Una consultora pequeña pero con clientes de peso
The Overview Effect es una empresa modesta en tamaño, con 21 empleados a cierre de 2024, pero con una cartera de clientes que refleja su capacidad para operar en las ligas mayores del tejido empresarial español. Entre las compañías con las que ha trabajado figuran Estrella Galicia, ING, Repsol, Ikea o BBVA, nombres que le dan una visibilidad significativa dentro del segmento de consultoría ESG, siglas en inglés de medioambiente, social y gobernanza.
Desde el punto de vista financiero, la empresa todavía no ha alcanzado el equilibrio. Las últimas cuentas depositadas en el Registro Mercantil, correspondientes al ejercicio 2024, muestran unas pérdidas cercanas a los 100.000 euros. Sin embargo, la tendencia es positiva: en 2023 los números rojos superaron los 231.000 euros, lo que implica una reducción de más del 50% en solo un año. Los ingresos, por su parte, crecieron hasta los 1,82 millones de euros, un incremento del 13,93% respecto al año anterior. Son cifras modestas en términos absolutos, pero la dirección es la correcta para una firma que lleva apenas cuatro años operando.

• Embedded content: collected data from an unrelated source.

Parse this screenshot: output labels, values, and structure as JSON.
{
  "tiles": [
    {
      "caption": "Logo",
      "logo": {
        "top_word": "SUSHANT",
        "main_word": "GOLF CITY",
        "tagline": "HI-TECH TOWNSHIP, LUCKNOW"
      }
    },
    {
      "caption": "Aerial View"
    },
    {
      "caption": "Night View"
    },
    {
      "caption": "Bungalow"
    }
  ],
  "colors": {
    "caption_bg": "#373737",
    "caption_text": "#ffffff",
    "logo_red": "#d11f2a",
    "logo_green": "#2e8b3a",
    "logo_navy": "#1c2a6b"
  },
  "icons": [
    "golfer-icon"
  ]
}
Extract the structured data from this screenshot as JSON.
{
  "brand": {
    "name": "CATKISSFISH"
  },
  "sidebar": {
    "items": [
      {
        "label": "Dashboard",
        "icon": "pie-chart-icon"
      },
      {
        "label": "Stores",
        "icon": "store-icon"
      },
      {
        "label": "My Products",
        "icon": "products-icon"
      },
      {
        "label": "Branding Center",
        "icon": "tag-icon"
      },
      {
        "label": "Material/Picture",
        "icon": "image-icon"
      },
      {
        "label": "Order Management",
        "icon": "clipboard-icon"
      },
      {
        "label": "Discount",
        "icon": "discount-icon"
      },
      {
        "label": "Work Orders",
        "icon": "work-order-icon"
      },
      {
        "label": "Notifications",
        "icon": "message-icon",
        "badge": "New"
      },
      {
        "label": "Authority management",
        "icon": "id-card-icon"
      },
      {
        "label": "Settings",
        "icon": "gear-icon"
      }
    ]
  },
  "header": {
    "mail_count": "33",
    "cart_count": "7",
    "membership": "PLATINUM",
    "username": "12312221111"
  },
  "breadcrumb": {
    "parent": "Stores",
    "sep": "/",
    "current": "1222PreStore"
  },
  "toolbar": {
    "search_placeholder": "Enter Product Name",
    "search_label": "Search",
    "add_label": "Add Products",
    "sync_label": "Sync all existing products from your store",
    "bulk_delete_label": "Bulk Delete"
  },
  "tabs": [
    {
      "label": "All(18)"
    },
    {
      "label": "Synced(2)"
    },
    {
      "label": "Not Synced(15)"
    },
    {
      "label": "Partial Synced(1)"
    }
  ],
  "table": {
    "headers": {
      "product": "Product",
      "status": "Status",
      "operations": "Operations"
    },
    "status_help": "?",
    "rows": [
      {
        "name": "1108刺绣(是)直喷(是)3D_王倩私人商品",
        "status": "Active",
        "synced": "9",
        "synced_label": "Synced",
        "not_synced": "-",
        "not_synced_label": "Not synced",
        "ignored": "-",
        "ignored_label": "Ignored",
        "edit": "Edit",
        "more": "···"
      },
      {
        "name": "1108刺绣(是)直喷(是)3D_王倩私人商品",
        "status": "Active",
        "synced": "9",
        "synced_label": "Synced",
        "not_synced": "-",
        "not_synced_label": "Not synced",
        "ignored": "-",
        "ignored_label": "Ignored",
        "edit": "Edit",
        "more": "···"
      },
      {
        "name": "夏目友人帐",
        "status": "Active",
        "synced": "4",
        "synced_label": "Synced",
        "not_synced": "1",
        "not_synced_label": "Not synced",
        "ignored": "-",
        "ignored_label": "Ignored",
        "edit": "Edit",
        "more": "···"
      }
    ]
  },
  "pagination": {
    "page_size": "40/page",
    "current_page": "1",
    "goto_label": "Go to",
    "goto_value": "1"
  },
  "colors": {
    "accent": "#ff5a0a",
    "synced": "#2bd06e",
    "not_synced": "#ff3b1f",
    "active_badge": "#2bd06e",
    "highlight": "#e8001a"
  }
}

El contexto: sostenibilidad bajo presión
La operación llega en un momento de cierta turbulencia para el sector de la consultoría de sostenibilidad. En los últimos años, la presión regulatoria europea, con normativas como la directiva CSRD sobre reporting de sostenibilidad, ha generado una demanda creciente de servicios de asesoramiento ESG. Pero al mismo tiempo, el debate sobre el llamado greenwashing y la credibilidad de las consultoras especializadas ha intensificado el escrutinio sobre este tipo de firmas.
En ese contexto, la apuesta de Rivera por la independencia tiene una lógica estratégica: separarse de un accionista corporativo como Indra puede reforzar la percepción de neutralidad y autonomía de la consultora ante sus clientes. Para Indra, por su parte, la desinversión encaja con una etapa de foco en su negocio principal, centrado en tecnología para defensa, transporte y administración pública, donde la compañía ha concentrado sus esfuerzos inversores en los últimos tiempos.
The Overview Effect nació con la misión de ayudar a empresas a integrar la sostenibilidad en el núcleo de su modelo de negocio, no como un añadido de imagen, sino como una variable estratégica real. Con el regreso al control fundacional, la consultora arranca una nueva etapa que, según Rivera, llega en el momento más oportuno para encontrar clientes que compartan esa misma convicción. Si los números acompañan, la firma podría cerrar 2025 en positivo por primera vez desde su fundación.